Thomas’ solution for changing this and returning American youth to the Christian fold is straightforward, if absurd, and starts with home schooling. Women, he writes, should quit working for money and instead work on inculcating “Christian values”, including male supremacy, in the next generation. “A patriarch is a family ruler. He is the man in charge,” Thomas begins. “Biblical manhood demands men … defend and shield or cover women from injury, evil or oppression.” Not surprisingly, Thomas puts forward an essentialized view: Men are logical, women emotional and spiritually attuned. Feminist challenges to this monochromatic definition are anathema to nature, he charges. Worse, they challenge the male birthright to establish a “dynasty” at home.

Yep, you read right. A dynasty.

“Feminists charge that Christianity promotes a patriarchal religion, which oppresses women and steals their potential. Although it is true that Christianity is patriarchal, the function of true patriarchy is to protect, provide, and care for women and children. Biblical patriarchy is expressed as chivalry,” Thomas writes.

You can almost see Thomas squirming at the idea of women's equality or the varied gender expressions feminists have championed. And then there’s his obvious discomfort with power-wielding females. "A woman can manipulate, dominate and control a man to the point that his manhood is slowly eaten away like a cancer," he raves. Finally, there’s the ultimate rightwing putdown: "Too many women seek value by trying to become men, lead as men, and be aggressive as men."

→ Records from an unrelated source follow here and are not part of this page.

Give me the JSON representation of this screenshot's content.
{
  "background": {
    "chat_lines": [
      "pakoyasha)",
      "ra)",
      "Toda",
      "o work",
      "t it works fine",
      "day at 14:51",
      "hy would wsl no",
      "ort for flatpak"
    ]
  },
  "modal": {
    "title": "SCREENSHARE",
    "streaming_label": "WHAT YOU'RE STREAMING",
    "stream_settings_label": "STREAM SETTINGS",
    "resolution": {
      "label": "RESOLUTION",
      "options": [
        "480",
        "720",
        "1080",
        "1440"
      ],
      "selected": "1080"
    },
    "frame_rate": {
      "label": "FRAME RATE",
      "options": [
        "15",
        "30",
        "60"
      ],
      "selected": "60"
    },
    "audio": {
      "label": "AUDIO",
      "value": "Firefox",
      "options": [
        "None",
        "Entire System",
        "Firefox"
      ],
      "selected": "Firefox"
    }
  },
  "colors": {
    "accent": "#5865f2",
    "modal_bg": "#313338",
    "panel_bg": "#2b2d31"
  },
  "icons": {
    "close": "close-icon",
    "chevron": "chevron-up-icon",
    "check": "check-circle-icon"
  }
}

For Thomas, the call is not only to criminalize abortion and homosexuality, return prayer to the schools, get women out of the workplace, and declare the U.S. a Christian nation, but also to impose Biblical rule on all who reside within our national borders. Furthermore, he's going for blood -- and I mean that literally. "Whether we like it or not, ours is a bloody religion," he explains. "Beginning with God slaying the animals to cover Adam and Eve after the fall…to the final sacrifice by our Lord and Savior Jesus Christ, one theme rings true. Without the shedding of blood, there is no remission of sins."

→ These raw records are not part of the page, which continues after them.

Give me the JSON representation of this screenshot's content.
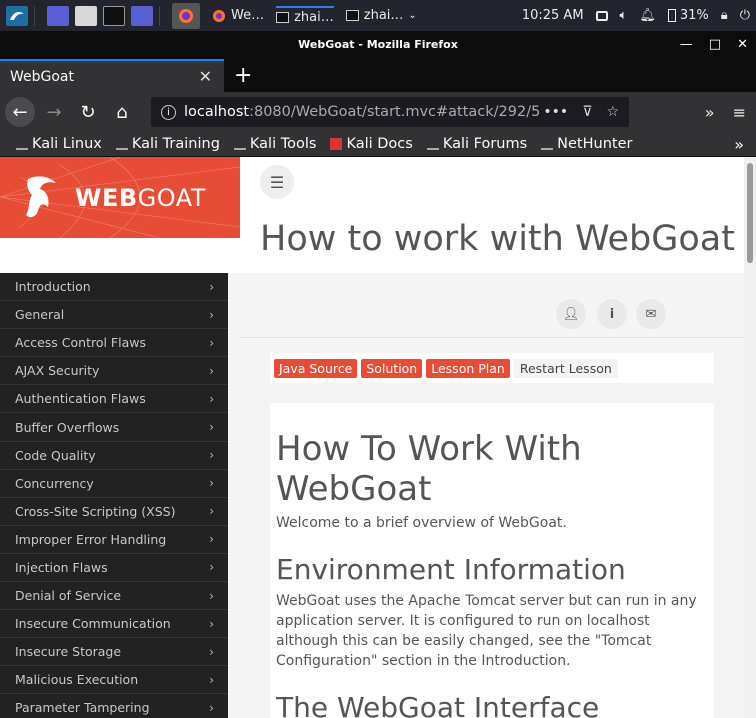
{
  "taskbar": {
    "tasks": [
      {
        "label": "We…"
      },
      {
        "label": "zhai…"
      },
      {
        "label": "zhai…"
      }
    ],
    "clock": "10:25 AM",
    "battery": "31%"
  },
  "window": {
    "title": "WebGoat - Mozilla Firefox"
  },
  "browser": {
    "tab_title": "WebGoat",
    "url_host": "localhost",
    "url_rest": ":8080/WebGoat/start.mvc#attack/292/5",
    "bookmarks": [
      "Kali Linux",
      "Kali Training",
      "Kali Tools",
      "Kali Docs",
      "Kali Forums",
      "NetHunter"
    ]
  },
  "app": {
    "logo_bold": "WEB",
    "logo_light": "GOAT",
    "page_title": "How to work with WebGoat",
    "sidebar": [
      "Introduction",
      "General",
      "Access Control Flaws",
      "AJAX Security",
      "Authentication Flaws",
      "Buffer Overflows",
      "Code Quality",
      "Concurrency",
      "Cross-Site Scripting (XSS)",
      "Improper Error Handling",
      "Injection Flaws",
      "Denial of Service",
      "Insecure Communication",
      "Insecure Storage",
      "Malicious Execution",
      "Parameter Tampering"
    ],
    "lesson_buttons": {
      "java_source": "Java Source",
      "solution": "Solution",
      "lesson_plan": "Lesson Plan",
      "restart": "Restart Lesson"
    },
    "lesson": {
      "heading": "How To Work With WebGoat",
      "welcome": "Welcome to a brief overview of WebGoat.",
      "env_heading": "Environment Information",
      "env_text": "WebGoat uses the Apache Tomcat server but can run in any application server. It is configured to run on localhost although this can be easily changed, see the \"Tomcat Configuration\" section in the Introduction.",
      "interface_heading": "The WebGoat Interface"
    }
  },
  "colors": {
    "accent": "#e74c35",
    "sidebar_bg": "#222222",
    "firefox_dark": "#323234"
  }
}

It's hard to know whether this is an oblique reference to murdering abortion providers or is a more literal reference to the war Thomas envisions between his parishioners and everyone else.

But either way, Thomas' fighting words are sure to unsettle at least some of his youthful charges, sending them squarely into the arms of 21st century secularism.

I say a hearty amen to that. Hallelujah.